Палуба накренилась, черный чугунный шар покатился вниз, налетел на неподвижную ногу, изменил направление, поспешил к мачте. Что-то тускло блеснуло. Офицерская каска. Годится! Зепп схватил добычу, она была цела и даже не в крови, теперь зачерпнуть воды и не расплескать, хоть бы вокруг рушились мачты и мир вместе с ними. Вода дрожала, норовя выплеснуться, сбоку что-то треснуло. Сетка – не выдержала свалившихся на нее обломков и оборвалась... Йозев нес эту воду день, год, вечность, нес, а вокруг рычало, выло, обдавало то холодом, то жаром. Где бы ни был Руппи, ему легче, если только он жив.
– Спасибо, – поблагодарил адмирал, – я не догадался дать тебе флягу...
Подбежал старший офицер, рука на перевязи, шпага куда-то делась. Он что-то докладывает Ледяному, что-то нехорошее. Фок Шнееталя на баке нет, где он?!
– Убрать паруса! – каска с водой снова в руках Зеппа. Адмирал успел напиться или вода расплескалась? Порыв ветра едва не сбивает с ног... Кэцхен, снова! Ну сколько можно?!
Шквал срывает дым, словно старую занавеску, сквозь облачную дыру бьют солнечные лучи, белые и острые, как осколки древесины. На «Святом Эберхарде» грязной простыней треплется фок-стаксель. Лопнул фок-шкот? Этого еще не хватало!
Новый порыв, если это можно назвать порывом: ветер с каждым разом крепчает и не думает слабеть; невысокие, пока невысокие, волны бегут во все стороны, сталкиваются, рассыпаются серебряной пеной. Волны и ветер, волны и солнце, волны, и ветер, и смерть...
Черная водяная лошадь встает на дыбы, бьет пенными копытами в борт, вторая изгибает шею, прыгает на палубу, «Ноордкроне» кренится, сквозь вой ветра слышится шум водопада, рулевые повисают на штурвале, не давая увалиться под ветер. Надсадно скрипят пушечные тали, устоять на вздыбившейся палубе невозможно, руки сами цепляются за какие-то тросы, палуба уходит из-под ног.

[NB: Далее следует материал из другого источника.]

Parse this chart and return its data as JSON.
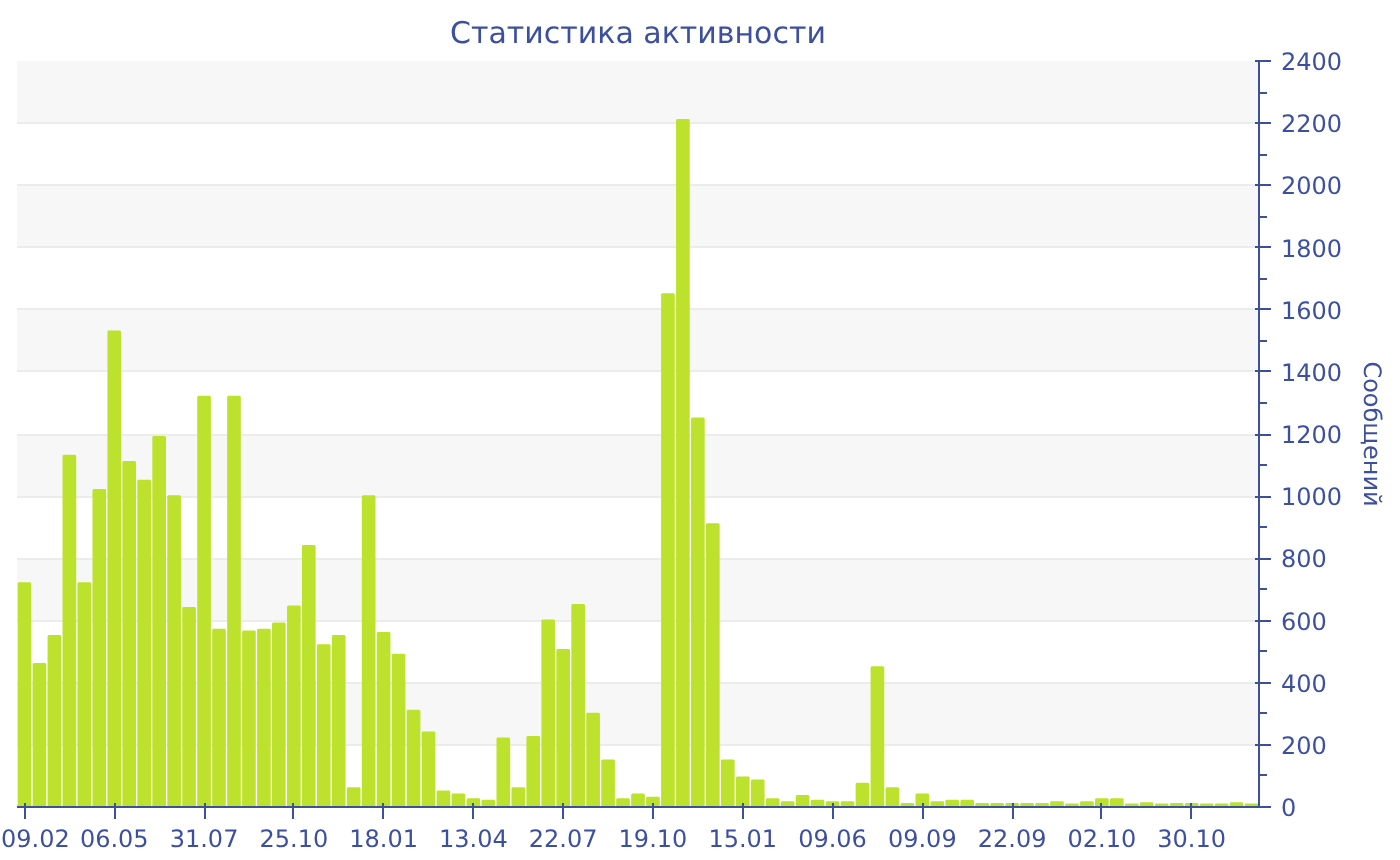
{
  "chart_data": {
    "type": "bar",
    "title": "Статистика активности",
    "ylabel": "Сообщений",
    "categories": [
      "09.02",
      null,
      null,
      null,
      null,
      null,
      "06.05",
      null,
      null,
      null,
      null,
      null,
      "31.07",
      null,
      null,
      null,
      null,
      null,
      "25.10",
      null,
      null,
      null,
      null,
      null,
      "18.01",
      null,
      null,
      null,
      null,
      null,
      "13.04",
      null,
      null,
      null,
      null,
      null,
      "22.07",
      null,
      null,
      null,
      null,
      null,
      "19.10",
      null,
      null,
      null,
      null,
      null,
      "15.01",
      null,
      null,
      null,
      null,
      null,
      "09.06",
      null,
      null,
      null,
      null,
      null,
      "09.09",
      null,
      null,
      null,
      null,
      null,
      "22.09",
      null,
      null,
      null,
      null,
      null,
      "02.10",
      null,
      null,
      null,
      null,
      null,
      "30.10",
      null,
      null,
      null,
      null
    ],
    "values": [
      720,
      460,
      550,
      1130,
      720,
      1020,
      1530,
      1110,
      1050,
      1190,
      1000,
      640,
      1320,
      570,
      1320,
      565,
      570,
      590,
      645,
      840,
      520,
      550,
      60,
      1000,
      560,
      490,
      310,
      240,
      50,
      40,
      25,
      20,
      220,
      60,
      225,
      600,
      505,
      650,
      300,
      150,
      25,
      40,
      30,
      1650,
      2210,
      1250,
      910,
      150,
      95,
      85,
      25,
      15,
      35,
      20,
      15,
      15,
      75,
      450,
      60,
      10,
      40,
      15,
      20,
      20,
      10,
      10,
      10,
      10,
      10,
      15,
      8,
      15,
      25,
      25,
      8,
      12,
      8,
      10,
      10,
      8,
      8,
      12,
      8
    ],
    "color": "#bde22d",
    "ylim": [
      0,
      2400
    ],
    "yticks": [
      0,
      200,
      400,
      600,
      800,
      1000,
      1200,
      1400,
      1600,
      1800,
      2000,
      2200,
      2400
    ],
    "grid": "y"
  }
}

– «Эбби» отваливается! – кричит с кормы офицер. Кэцхен швыряет в лицо пороховую гарь и уносится, волоча за собой смерть и солнце.
– Два румба влево, – хрипит в рупор фок Шнееталь; когда он вернулся? – Живее!
Новый залп, фрошеры времени зря не теряют. Неужели кэцхен их обошла? Летят щепки, сетка срывается, валится на палубу, прямо на пушки, из люков выскакивают подносчики картузов. Офицера не видно, Зепп бросается к пушке, из-за лафета, шатаясь, поднимается палубный лейтенант, его правая щека – один большой кровоподтек.